Henry Ford greatly admired Edison, who routinely came pretty close to his goal of creating one major invention every six months and a minor one every 10 days. Edison patented 1,097 inventions.

Historic Groundbreaking

On Sept. 27, 1928, Edison pushed a small garden spade once owned by botanist Luther Burbank into a block of hardening concrete that would become the cornerstone for Ford’s new museum. In 1946, Henry Ford died at the Fair Lane family estate in Dearborn during a terrible storm that knocked out lights. That night, without heat, light or phone service, Ford suffered a cerebral hemorrhage.

It is ironic that one of the most modern men of his day – and a good friend to the electric light inventor Edison – left the world by the flicker of a candle. Henry Ford died by candlelight and firelight, the same way he was born.

In the best of all possible worlds, it would be nice to spend one day in The Ford Museum and another at Greenfield Village. There is plenty to see at both.

Presidential Vehicles

Henry Ford
The 1972 Lincoln where President Reagan ducked after being shot.

Among the most popular museum exhibits is the one on Presidential Vehicles. It features the Theodore Roosevelt horse-drawn Brougham, Franklin D. Roosevelt Sunshine Special, Dwight D. Eisenhower Bubbletop, and 1961 Lincoln where JFK was riding when he was assassinated in Dallas on Nov. 22, 1963.

The Reagan presidential limousine is where Reagan took refuge on March 1, 1981, to escape would-be assassin John Hinckley’s gunfire. Going into service under President Nixon, the limo is also the car in which President Ford was riding when an attempt was made on his life.

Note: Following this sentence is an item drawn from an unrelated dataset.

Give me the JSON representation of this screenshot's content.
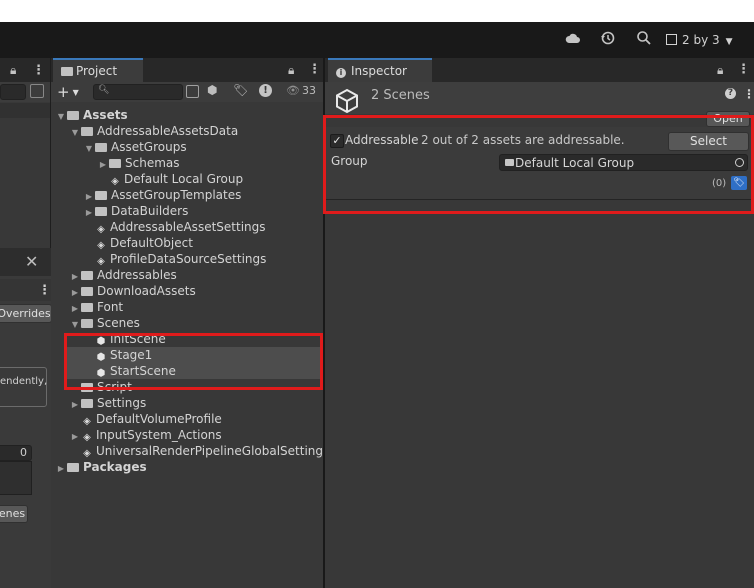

This is the last presidential limo that will be preserved. All presidential cars are now destroyed by the Secret Service for security reasons.

Rosa Parks Bus

Henry Ford
The bus where Rosa Parks refused to give up her seat is displayed at the Ford Museum

One of the museum’s most recent vehicle acquisitions is the bus Rosa Parks rode on the day she refused to give up her seat.

Even years after the 1955 incident shook the country, Montgomery, Alabama, had no clue about the significance of that little bus.

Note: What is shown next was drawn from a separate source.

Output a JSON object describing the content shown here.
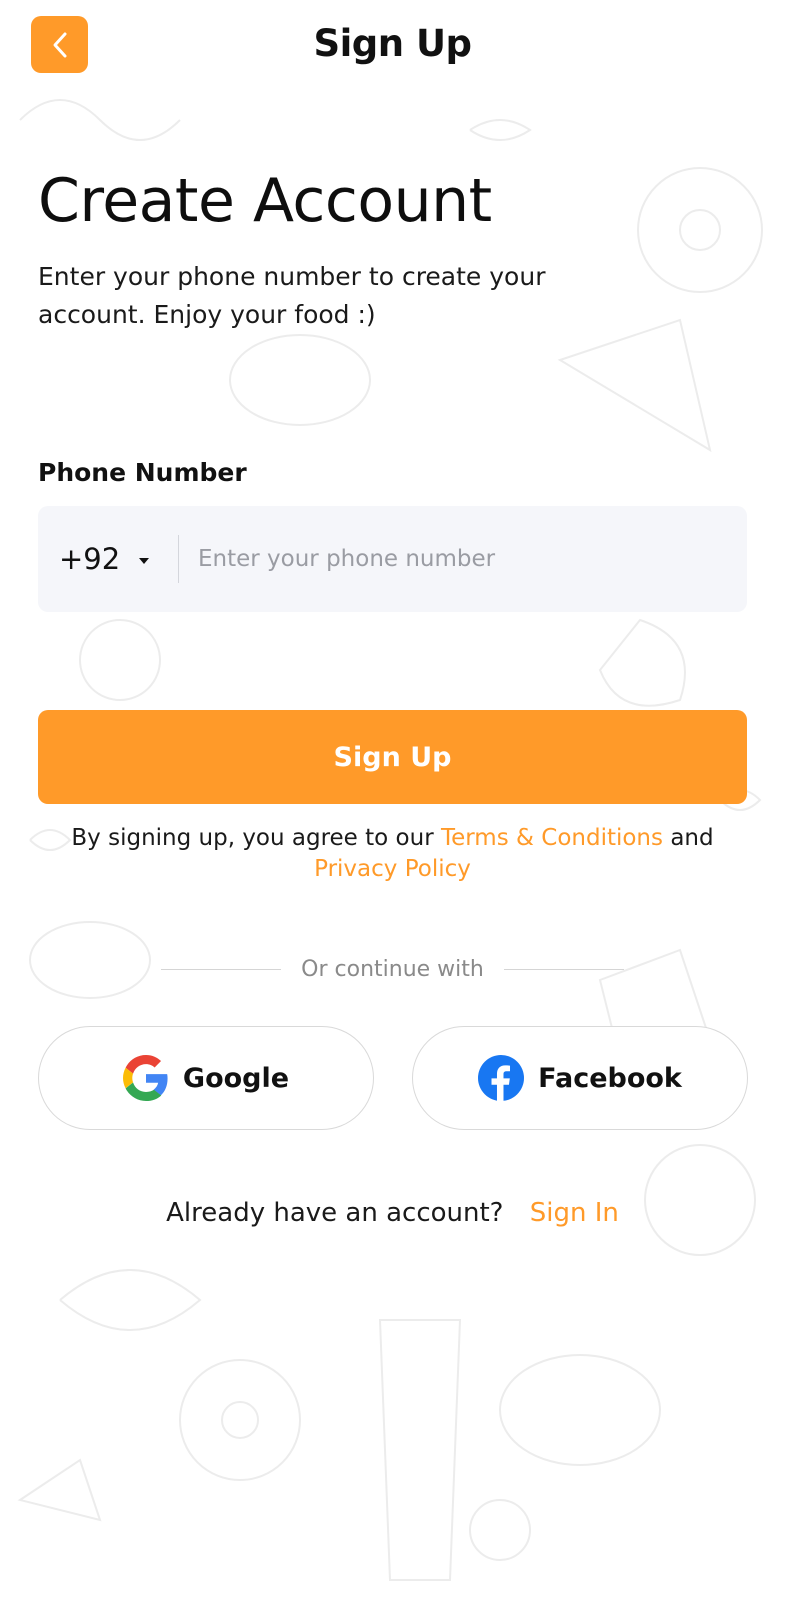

City transit officials took it out of service in 1971 and sold it to a man who threw the seats down a ravine to make more room for his tools. When the vehicle quit running, wild animals eventually moved in and the bus was used for target practice.

Finally, someone realized its historic value and put it on the auction block. The 36-passenger bus was sold in 2001 for $492,000 to the Ford Museum.

The Smithsonian had already decided where it would put it but was outbid by Ford. The museum spent another $318,00 restoring the bus to the way it looked on the day Parks boarded it.

Visitors are invited to sit in the seat where Parks sparked the modern Civil Rights movement. Parks died in Detroit on Oct. 24, 2005. She and her husband Raymond had moved to Detroit in 1957.